Branch Target Buffer, Return Address Stack

February 25 2004

branch prediction review

there are two steps to branch prediction:

  1. generate prediction
  2. update state

we generate predictions before we know the branch outcome - this means that prediction happens early in the pipeline. we update the state of our predictors after we know the actual branch outcome - this means that update happens later in the pipeline. let's review what happens in these two steps for the types of branch predictors we saw last week:

questions

why are the number of local/global history bits determined by the size of the pattern history table?

why do we always update the saturating counters before we update the shift registers?

branch target buffer [btb]

branch target buffers are very simple: they're just fixed-size hashtables that map from pc's to branch target addresses.

how do you use a branch target buffer? if our pc is 12, we search our branch target buffer, looking for an entry marked with pc 12. if we find a matching entry [this is called a "btb hit"], we know two things: we know that we are executing a branch instruction, and we know the target address of the branch. if we don't find a matching entry in the branch target buffer, it doesn't tell us anything.

before, we had to wait until the decode stage to perform branch prediction, because branch prediction requires two pieces of information that are usually not available during fetch:

  1. is the current instruction a branch instruction?
  2. if so, what is the branch target address?

when we have a btb hit, the branch target buffer tells us these two important pieces of information - and the only input it needed was the current pc. this means that we can perform branch prediction in the fetch stage, if we have a branch target buffer.

why is this good? draw a pipeline timing diagram. if we predict branches in the decode stage, there is one cycle of wasted fetch after every branch instruction, because we don't know what we're supposed to be fetching until the branch finishes decode. if we predict branches in the fetch stage, there are no cycles of wasted fetch.

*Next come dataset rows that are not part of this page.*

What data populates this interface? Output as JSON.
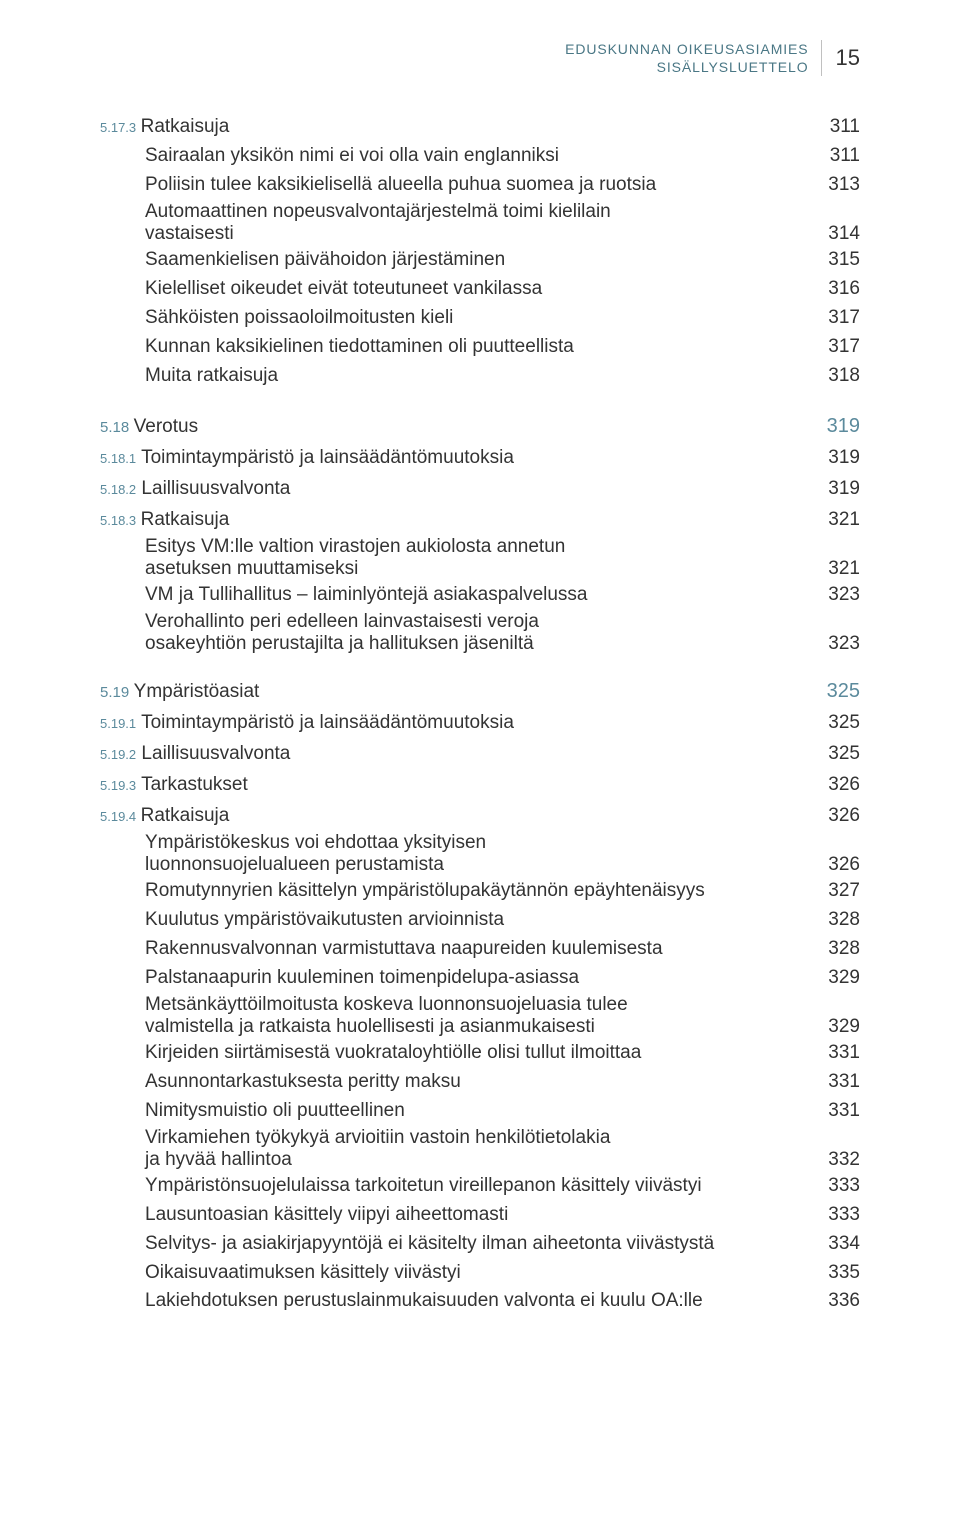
{
  "header": {
    "line1": "EDUSKUNNAN OIKEUSASIAMIES",
    "line2": "SISÄLLYSLUETTELO",
    "page": "15"
  },
  "s5173": {
    "num": "5.17.3",
    "title": "Ratkaisuja",
    "pg": "311",
    "items": [
      {
        "t": "Sairaalan yksikön nimi ei voi olla vain englanniksi",
        "p": "311"
      },
      {
        "t": "Poliisin tulee kaksikielisellä alueella puhua suomea ja ruotsia",
        "p": "313"
      },
      {
        "t1": "Automaattinen nopeusvalvontajärjestelmä toimi kielilain",
        "t2": "vastaisesti",
        "p": "314"
      },
      {
        "t": "Saamenkielisen päivähoidon järjestäminen",
        "p": "315"
      },
      {
        "t": "Kielelliset oikeudet eivät toteutuneet vankilassa",
        "p": "316"
      },
      {
        "t": "Sähköisten poissaoloilmoitusten kieli",
        "p": "317"
      },
      {
        "t": "Kunnan kaksikielinen tiedottaminen oli puutteellista",
        "p": "317"
      },
      {
        "t": "Muita ratkaisuja",
        "p": "318"
      }
    ]
  },
  "s518": {
    "num": "5.18",
    "title": "Verotus",
    "pg": "319",
    "subs": [
      {
        "num": "5.18.1",
        "title": "Toimintaympäristö ja lainsäädäntömuutoksia",
        "pg": "319"
      },
      {
        "num": "5.18.2",
        "title": "Laillisuusvalvonta",
        "pg": "319"
      }
    ],
    "s5183": {
      "num": "5.18.3",
      "title": "Ratkaisuja",
      "pg": "321",
      "items": [
        {
          "t1": "Esitys VM:lle valtion virastojen aukiolosta annetun",
          "t2": "asetuksen muuttamiseksi",
          "p": "321"
        },
        {
          "t": "VM ja Tullihallitus – laiminlyöntejä asiakaspalvelussa",
          "p": "323"
        },
        {
          "t1": "Verohallinto peri edelleen lainvastaisesti veroja",
          "t2": "osakeyhtiön perustajilta ja hallituksen jäseniltä",
          "p": "323"
        }
      ]
    }
  },
  "s519": {
    "num": "5.19",
    "title": "Ympäristöasiat",
    "pg": "325",
    "subs": [
      {
        "num": "5.19.1",
        "title": "Toimintaympäristö ja lainsäädäntömuutoksia",
        "pg": "325"
      },
      {
        "num": "5.19.2",
        "title": "Laillisuusvalvonta",
        "pg": "325"
      },
      {
        "num": "5.19.3",
        "title": "Tarkastukset",
        "pg": "326"
      }
    ],
    "s5194": {
      "num": "5.19.4",
      "title": "Ratkaisuja",
      "pg": "326",
      "items": [
        {
          "t1": "Ympäristökeskus voi ehdottaa yksityisen",
          "t2": "luonnonsuojelualueen perustamista",
          "p": "326"
        },
        {
          "t": "Romutynnyrien käsittelyn ympäristölupakäytännön epäyhtenäisyys",
          "p": "327"
        },
        {
          "t": "Kuulutus ympäristövaikutusten arvioinnista",
          "p": "328"
        },
        {
          "t": "Rakennusvalvonnan varmistuttava naapureiden kuulemisesta",
          "p": "328"
        },
        {
          "t": "Palstanaapurin kuuleminen toimenpidelupa-asiassa",
          "p": "329"
        },
        {
          "t1": "Metsänkäyttöilmoitusta koskeva luonnonsuojeluasia tulee",
          "t2": "valmistella ja ratkaista huolellisesti ja asianmukaisesti",
          "p": "329"
        },
        {
          "t": "Kirjeiden siirtämisestä vuokrataloyhtiölle olisi tullut ilmoittaa",
          "p": "331"
        },
        {
          "t": "Asunnontarkastuksesta peritty maksu",
          "p": "331"
        },
        {
          "t": "Nimitysmuistio oli puutteellinen",
          "p": "331"
        },
        {
          "t1": "Virkamiehen työkykyä arvioitiin vastoin henkilötietolakia",
          "t2": "ja hyvää hallintoa",
          "p": "332"
        },
        {
          "t": "Ympäristönsuojelulaissa tarkoitetun vireillepanon käsittely viivästyi",
          "p": "333"
        },
        {
          "t": "Lausuntoasian käsittely viipyi aiheettomasti",
          "p": "333"
        },
        {
          "t": "Selvitys- ja asiakirjapyyntöjä ei käsitelty ilman aiheetonta viivästystä",
          "p": "334"
        },
        {
          "t": "Oikaisuvaatimuksen käsittely viivästyi",
          "p": "335"
        },
        {
          "t": "Lakiehdotuksen perustuslainmukaisuuden valvonta ei kuulu OA:lle",
          "p": "336"
        }
      ]
    }
  }
}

return address stack [ras]

return address stacks are also very simple: they're fixed size stacks of return addresses.

to use a return address stack, we push pc+4 onto the stack when we execute a procedure call instruction. this pushes the return address of the call instruction onto the stack - when the call is finished, it will return to pc+4 of the procedure call instruction. when we execute a return instruction, we pop an address off the stack, and predict that the return instruction will return to the popped address.

since return instructions almost always return to the last procedure call instruction, return address stacks are highly accurate.

remember that return address stacks only generate predictions for return instructions. they don't help at all for procedure call instructions [we use the btb to predict calls].

problems

suppose i have a standard 5-stage pipeline where branches and jumps are resolved in the execute stage. 20% of my instructions are branches, and they're taken 60% of the time. 5% of my instructions are return instructions [return instructions are not branches!].

what's the cpi of my system if i always stall my processor on branches and jumps? what if i always predict that branches and jumps are taken?